You can’t build a good machine learning model without good training data. But building those training sets is hard, often manual work, that involves labeling thousand and thousands of images, for example. With SageMaker, AWS has been working on a service that makes building machine learning models a lot easier. But until today, that labeling task was still up to the user. Now, however, the company is launching SageMaker Ground Truth, a training set labeling service.

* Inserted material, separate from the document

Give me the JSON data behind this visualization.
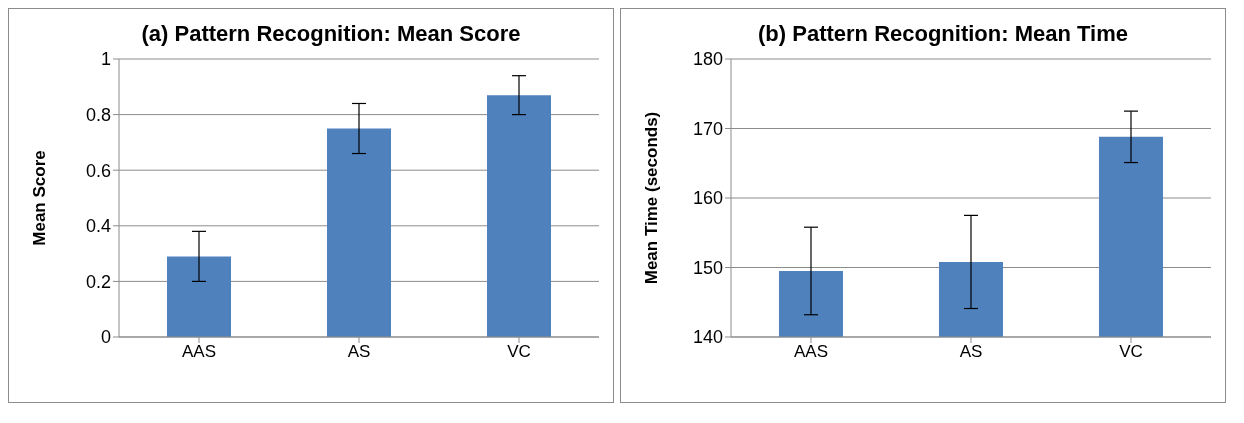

Using Ground Truth, developers can point the service at the storage buckets that hold the data and allow the service to automatically label it. What’s nifty here is that you can both set a confidence level for the fully automatic service or you can send the data to human laborers. Those human labelers, who probably have the most mind-numbing job in tech, can either be the company’s Mechanical Turk users or third-party service. If you really hate your employees, you can have them do the labeling, too.

Currently the service supports text classification, image classification, object detection and semantic segmentation. Users can also create their own tasks.

As the labeling data comes in, Ground Truth then pulls some of the objects and sends them to human labelers to build a new custom model for the user.

“This is a total game changer in being able to label your data,” said AWS CEO Andy Jassy. “So you can build those types of models that before were really difficult or nearly impossible or too expensive to do.”